Writing—especially academic writing—is ultimately an unpromising path to establishing oneself. Although one of her essays shows how a biography won Andrew Jackson the presidency and set a presidential precedent, another shows how Thomas Paine, who motivated the American Revolution with his pamphlet Common Sense, died alone in Greenwich Village shortly after being turned away from the poll booth, his nails curled over his toes like claws. Perhaps such instructives are why Lepore doesn’t primarily write for writing’s sake in the form of finely-crafted fiction. She writes to redeem a set of truths about the past for consumption by the normal exception, an audience of ordinary lives, readers who want history that sounds like them: “Who tells the story,” Lepore says in her preface to The Story of America, “like who writes the laws and who wages the wars, is always part of that struggle”—a struggle over who’s included and who’s excluded, which is to say, over who is empowered.


Lepore’s path to empowerment was fortuitous. After quitting her secretarial position, she went to grad school—first at the University of Michigan, where she received her master’s degree, and then at Yale’s American Studies program, the same program that turned out Tom Wolfe in 1957. (Wolfe once described it as “the worst part of the worst Antonioni movie you ever saw.”) Lepore was perhaps better suited for the part. She found a microhistorian mentor in professor emeritus John Demos and met her collaborator (and co-conspirator) Jane Kamensky. But still, as she said in an interview, “All I ever wanted to do was figure people out. In graduate school, that looked like a liability, and I took note.” But Lepore is not a normal exception; she is an exceptional exception. She turned a liability into her biggest asset, and her success shows that the stories of history—exuberant with rich scenes and characters resplendent in all their quirks—sell like flax seed in America. Readers want to know history. But we also want to feel it. The question is, will we feel it as she intends it to be felt, and will we know what to make of those feelings and how to act next?

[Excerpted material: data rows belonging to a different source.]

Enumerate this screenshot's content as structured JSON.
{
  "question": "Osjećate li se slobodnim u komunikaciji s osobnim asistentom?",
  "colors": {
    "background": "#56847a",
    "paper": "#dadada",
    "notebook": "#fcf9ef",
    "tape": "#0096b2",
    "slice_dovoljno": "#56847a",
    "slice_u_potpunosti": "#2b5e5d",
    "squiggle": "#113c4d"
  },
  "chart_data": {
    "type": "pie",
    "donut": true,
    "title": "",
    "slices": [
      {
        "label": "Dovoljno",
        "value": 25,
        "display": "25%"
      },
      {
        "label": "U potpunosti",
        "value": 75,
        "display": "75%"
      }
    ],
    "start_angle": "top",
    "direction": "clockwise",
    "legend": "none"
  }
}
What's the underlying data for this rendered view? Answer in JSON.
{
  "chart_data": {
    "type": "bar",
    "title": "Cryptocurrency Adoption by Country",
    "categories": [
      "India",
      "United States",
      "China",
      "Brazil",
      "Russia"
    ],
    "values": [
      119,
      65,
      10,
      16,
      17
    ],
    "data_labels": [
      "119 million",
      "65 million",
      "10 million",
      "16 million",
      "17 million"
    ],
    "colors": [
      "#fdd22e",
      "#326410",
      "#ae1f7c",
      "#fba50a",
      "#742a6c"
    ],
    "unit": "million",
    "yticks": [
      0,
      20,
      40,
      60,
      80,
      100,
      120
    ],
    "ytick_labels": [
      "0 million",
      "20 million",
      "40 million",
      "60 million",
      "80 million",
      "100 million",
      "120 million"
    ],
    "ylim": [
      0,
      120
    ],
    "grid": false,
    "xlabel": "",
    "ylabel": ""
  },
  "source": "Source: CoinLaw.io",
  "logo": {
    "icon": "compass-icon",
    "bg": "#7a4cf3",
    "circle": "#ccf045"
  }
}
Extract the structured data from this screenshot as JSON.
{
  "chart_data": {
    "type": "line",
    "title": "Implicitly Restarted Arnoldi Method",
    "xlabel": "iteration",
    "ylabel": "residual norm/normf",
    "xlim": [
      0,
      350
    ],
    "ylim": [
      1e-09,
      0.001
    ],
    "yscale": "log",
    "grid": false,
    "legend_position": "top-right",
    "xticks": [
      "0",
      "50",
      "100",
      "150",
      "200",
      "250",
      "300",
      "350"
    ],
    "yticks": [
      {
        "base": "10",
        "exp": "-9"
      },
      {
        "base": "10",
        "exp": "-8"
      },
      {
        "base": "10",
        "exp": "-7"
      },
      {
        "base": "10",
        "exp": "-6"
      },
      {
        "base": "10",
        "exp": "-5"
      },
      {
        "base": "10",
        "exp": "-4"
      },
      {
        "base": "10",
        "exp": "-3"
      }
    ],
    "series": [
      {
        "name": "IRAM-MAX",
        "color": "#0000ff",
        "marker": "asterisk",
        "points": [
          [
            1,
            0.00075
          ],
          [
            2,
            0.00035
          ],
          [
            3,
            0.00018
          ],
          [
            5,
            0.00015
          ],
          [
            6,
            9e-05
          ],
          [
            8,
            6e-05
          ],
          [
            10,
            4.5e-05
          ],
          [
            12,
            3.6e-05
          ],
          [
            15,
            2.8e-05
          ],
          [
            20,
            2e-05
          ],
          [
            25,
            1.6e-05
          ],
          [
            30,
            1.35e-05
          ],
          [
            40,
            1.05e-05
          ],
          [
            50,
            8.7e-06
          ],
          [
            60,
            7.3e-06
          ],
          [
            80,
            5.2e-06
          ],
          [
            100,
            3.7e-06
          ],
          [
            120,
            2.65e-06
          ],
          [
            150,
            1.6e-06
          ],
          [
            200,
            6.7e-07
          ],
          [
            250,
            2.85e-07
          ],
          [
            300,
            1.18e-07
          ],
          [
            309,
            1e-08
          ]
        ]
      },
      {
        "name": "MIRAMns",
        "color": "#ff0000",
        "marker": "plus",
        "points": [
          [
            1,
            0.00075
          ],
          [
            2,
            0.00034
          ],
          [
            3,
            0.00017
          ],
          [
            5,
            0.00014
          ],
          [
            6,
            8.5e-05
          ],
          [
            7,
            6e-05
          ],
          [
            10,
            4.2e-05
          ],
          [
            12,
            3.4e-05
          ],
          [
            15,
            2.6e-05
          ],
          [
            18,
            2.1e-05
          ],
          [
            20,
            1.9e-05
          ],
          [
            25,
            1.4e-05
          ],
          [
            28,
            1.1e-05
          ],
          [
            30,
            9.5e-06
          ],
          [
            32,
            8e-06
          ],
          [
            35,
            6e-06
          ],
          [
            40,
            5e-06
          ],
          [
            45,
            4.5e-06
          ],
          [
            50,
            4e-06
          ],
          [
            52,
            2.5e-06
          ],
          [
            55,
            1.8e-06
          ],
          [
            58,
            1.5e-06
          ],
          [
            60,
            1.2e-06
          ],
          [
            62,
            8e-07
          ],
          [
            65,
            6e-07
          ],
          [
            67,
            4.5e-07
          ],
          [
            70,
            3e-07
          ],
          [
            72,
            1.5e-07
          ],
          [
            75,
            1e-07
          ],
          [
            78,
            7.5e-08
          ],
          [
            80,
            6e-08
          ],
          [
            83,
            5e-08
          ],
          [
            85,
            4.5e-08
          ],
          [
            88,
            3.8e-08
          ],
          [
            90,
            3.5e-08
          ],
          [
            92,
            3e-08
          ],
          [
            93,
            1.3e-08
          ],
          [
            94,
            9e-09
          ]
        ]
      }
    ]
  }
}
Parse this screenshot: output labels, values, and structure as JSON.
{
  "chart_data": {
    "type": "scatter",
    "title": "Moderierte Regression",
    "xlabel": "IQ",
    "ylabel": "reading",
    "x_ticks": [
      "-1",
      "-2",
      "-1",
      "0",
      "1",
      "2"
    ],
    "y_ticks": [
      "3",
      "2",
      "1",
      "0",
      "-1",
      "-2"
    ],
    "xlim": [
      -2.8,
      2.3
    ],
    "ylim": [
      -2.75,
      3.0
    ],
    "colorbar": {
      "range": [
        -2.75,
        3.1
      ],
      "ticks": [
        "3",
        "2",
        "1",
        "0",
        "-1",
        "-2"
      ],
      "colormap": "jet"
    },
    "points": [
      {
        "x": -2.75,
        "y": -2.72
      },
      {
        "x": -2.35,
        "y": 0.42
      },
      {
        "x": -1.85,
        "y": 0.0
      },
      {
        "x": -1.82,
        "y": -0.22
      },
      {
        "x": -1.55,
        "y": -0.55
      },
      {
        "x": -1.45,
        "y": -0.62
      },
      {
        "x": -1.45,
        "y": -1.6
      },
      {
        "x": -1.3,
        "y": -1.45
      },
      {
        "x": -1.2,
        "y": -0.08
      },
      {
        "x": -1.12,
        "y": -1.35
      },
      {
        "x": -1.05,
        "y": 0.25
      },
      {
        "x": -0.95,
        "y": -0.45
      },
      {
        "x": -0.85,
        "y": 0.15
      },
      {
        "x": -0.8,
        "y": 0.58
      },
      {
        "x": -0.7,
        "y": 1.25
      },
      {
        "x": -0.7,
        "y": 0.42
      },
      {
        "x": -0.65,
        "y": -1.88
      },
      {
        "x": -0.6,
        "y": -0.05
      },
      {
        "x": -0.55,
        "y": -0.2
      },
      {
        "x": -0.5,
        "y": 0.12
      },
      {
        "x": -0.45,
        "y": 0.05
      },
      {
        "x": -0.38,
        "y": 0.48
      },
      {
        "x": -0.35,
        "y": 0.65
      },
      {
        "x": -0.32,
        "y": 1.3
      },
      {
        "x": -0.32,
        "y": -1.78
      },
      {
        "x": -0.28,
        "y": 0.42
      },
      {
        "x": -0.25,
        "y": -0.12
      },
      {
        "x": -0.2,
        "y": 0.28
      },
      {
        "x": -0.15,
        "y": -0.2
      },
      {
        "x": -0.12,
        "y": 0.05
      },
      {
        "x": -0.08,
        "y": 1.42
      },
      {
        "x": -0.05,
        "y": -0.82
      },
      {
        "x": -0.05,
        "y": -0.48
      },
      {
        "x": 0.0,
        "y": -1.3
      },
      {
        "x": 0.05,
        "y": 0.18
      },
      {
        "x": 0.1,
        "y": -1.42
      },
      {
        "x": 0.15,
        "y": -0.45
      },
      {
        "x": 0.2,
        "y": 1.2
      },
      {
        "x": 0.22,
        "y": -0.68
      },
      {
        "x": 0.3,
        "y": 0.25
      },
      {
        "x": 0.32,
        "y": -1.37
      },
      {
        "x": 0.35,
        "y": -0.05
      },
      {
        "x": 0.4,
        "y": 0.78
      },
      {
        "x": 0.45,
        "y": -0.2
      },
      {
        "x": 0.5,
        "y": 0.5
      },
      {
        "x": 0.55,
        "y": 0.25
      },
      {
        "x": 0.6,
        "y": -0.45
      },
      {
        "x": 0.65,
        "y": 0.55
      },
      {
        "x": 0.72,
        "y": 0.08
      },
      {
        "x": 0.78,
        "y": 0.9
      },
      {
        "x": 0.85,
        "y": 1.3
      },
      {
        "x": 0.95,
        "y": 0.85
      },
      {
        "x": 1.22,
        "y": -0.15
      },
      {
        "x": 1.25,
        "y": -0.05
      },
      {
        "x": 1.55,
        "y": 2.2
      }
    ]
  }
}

Francesca Mari is an associate editor at Texas Monthly and has written for, among others, the New Republic, the New York Times Book Review, and the Paris Review Daily.

Corrections: an earlier version of this piece claimed Lepore won an army scholarship; she was actually a participant in the U.S. Air Force ROTC.

Jared Sparks was entrusted with George Washington’s papers in 1827, not 1927, and published The Writings of Washington in 1837, not 1937.